Frodo no respondió y fue alejándose hasta que la gran piedra chata se extendió entre ellos.

—¡Vamos, vamos, mi querido amigo! —dijo Boromir con una voz más endulzada—. ¿Por qué no librarte de él? ¿Por qué no librarte de tus dudas y miedos? Puedes echarme la culpa, si quieres. Puedes decir que yo era demasiado fuerte y te lo quité. ¡Pues soy demasiado fuerte para ti, Mediano!

Boromir dio un salto y se precipitó por encima de la piedra hacia Frodo. Tenía otra cara ahora, fea y desagradable, y un fuego de furia le ardía en los ojos.

Frodo lo esquivó y de nuevo puso la piedra entre ellos. Había una sola solución: temblando sacó el anillo sujeto a la cadena y se lo deslizó rápidamente en el dedo, en el momento en que Boromir saltaba otra vez hacia él. El Hombre ahogó un grito, miró un momento, asombrado, y luego echó a correr de un lado a otro, buscando aquí y allí entre las rocas y árboles.

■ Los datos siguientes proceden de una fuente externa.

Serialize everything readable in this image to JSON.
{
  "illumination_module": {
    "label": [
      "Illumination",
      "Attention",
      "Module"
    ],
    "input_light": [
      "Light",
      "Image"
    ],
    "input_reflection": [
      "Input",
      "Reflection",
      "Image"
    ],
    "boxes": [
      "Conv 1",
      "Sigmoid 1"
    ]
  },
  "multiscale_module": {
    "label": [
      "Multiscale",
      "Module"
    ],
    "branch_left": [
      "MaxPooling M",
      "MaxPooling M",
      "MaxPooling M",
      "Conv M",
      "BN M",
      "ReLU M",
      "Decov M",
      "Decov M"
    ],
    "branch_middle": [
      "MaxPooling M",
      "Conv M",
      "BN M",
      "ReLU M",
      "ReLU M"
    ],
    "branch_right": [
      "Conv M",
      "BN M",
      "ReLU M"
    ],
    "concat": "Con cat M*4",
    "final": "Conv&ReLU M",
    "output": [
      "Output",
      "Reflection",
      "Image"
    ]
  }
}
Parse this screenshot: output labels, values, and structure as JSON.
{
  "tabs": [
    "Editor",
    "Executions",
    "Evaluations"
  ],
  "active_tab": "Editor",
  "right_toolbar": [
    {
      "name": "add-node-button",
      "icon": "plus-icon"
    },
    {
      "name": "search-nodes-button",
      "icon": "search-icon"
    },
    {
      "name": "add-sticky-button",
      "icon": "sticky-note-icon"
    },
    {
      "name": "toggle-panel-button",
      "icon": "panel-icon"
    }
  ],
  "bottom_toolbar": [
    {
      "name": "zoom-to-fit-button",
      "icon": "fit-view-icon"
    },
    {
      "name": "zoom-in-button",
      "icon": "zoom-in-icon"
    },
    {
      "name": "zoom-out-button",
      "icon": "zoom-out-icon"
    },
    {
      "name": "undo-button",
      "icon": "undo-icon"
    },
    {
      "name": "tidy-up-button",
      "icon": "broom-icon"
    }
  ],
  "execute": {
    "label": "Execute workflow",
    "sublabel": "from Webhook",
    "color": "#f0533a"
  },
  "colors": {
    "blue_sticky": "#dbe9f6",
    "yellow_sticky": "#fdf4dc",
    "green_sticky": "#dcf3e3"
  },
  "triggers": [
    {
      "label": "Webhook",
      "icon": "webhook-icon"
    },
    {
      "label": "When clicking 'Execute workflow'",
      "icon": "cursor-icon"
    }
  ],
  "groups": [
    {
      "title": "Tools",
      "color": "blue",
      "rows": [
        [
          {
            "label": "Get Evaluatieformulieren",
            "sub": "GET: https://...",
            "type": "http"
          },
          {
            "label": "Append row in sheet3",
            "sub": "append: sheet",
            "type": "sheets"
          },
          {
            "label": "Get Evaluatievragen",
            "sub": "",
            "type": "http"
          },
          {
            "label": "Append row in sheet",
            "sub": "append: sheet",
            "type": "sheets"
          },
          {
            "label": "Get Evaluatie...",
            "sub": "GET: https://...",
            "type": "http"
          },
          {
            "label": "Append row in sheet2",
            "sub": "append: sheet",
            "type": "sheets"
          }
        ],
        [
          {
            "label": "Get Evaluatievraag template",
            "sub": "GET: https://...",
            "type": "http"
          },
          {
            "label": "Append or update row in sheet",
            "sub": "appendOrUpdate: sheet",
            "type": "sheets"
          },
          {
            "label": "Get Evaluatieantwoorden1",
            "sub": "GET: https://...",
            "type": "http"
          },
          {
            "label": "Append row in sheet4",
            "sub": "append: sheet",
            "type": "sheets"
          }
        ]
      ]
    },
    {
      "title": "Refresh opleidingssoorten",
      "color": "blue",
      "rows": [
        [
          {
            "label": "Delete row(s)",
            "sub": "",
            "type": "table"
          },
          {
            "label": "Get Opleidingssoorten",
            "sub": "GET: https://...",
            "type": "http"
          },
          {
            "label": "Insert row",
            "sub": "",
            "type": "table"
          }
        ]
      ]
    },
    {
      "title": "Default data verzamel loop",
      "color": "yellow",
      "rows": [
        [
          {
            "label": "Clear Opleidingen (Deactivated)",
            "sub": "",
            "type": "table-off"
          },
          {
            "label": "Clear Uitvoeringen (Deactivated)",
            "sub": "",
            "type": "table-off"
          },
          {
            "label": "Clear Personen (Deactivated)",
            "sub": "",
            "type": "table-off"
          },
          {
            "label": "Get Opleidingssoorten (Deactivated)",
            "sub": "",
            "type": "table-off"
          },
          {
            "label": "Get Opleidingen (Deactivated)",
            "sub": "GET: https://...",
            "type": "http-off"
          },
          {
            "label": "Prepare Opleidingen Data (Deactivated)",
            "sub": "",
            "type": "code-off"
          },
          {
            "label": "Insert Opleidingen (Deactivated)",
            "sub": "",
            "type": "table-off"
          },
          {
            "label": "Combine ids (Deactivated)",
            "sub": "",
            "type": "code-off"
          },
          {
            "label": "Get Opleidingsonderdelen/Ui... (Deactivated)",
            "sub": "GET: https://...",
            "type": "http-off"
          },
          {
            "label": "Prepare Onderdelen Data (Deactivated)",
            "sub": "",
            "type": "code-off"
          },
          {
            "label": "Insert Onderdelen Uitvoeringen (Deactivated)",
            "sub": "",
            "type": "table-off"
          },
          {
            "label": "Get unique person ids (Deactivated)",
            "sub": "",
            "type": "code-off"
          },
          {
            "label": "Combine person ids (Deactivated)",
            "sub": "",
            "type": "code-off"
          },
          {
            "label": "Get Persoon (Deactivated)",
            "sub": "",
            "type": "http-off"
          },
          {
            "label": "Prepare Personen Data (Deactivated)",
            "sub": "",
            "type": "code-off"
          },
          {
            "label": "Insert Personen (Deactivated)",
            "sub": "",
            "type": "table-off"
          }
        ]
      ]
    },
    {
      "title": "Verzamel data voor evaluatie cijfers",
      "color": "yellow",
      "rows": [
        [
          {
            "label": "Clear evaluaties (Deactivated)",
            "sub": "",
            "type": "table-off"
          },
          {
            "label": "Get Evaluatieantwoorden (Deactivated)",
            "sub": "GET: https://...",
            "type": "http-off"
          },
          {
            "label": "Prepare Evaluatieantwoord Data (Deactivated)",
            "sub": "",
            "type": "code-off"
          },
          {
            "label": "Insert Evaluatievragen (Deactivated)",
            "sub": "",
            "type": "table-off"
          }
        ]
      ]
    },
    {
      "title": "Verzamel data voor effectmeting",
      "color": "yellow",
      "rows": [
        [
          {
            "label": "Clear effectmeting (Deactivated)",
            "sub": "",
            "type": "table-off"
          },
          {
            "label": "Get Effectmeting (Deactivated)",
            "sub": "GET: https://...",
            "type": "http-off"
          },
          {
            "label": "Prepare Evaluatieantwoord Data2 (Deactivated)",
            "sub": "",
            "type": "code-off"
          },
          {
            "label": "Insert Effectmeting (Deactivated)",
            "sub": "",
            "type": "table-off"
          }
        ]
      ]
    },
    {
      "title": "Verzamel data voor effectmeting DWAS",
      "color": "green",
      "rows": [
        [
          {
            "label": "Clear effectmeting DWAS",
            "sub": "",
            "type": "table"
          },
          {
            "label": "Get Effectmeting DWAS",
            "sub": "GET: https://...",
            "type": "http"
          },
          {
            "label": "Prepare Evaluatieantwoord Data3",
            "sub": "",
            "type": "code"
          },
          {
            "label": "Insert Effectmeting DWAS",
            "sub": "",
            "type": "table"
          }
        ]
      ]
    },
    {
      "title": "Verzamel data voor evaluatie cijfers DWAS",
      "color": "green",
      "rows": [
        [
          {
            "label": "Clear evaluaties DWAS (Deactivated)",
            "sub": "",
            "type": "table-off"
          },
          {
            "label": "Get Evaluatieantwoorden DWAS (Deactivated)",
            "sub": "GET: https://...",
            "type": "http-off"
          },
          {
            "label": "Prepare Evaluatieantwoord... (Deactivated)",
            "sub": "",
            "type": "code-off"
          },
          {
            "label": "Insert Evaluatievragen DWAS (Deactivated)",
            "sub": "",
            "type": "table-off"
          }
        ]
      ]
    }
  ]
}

—¡Miserable tramposo! —gritó—. ¡Espera a que te ponga las manos encima! Ahora entiendo tus intenciones. Le llevarás el Anillo a Sauron y nos venderás a todos. Querías abandonarnos y sólo esperabas que se te presentara la ocasión. ¡Malditos tú y todos los Medianos, que se los lleven la muerte y las tinieblas!

En ese momento el pie se le enganchó en una piedra, cayó hacia adelante con los brazos y piernas extendidos, y se quedó allí tendido de bruces. Durante un rato estuvo muy quieto, y pareció que lo hubiera alcanzado su propia maldición; luego, de pronto, se echó a llorar.

Se incorporó y se pasó la mano por los ojos, enjugándose las lágrimas.

—Pero ¿qué he dicho? —gritó—. ¿Qué he hecho? ¡Frodo! ¡Frodo! —llamó—. ¡Vuelve! Tuve un ataque de locura, pero ya se me pasó. ¡Vuelve!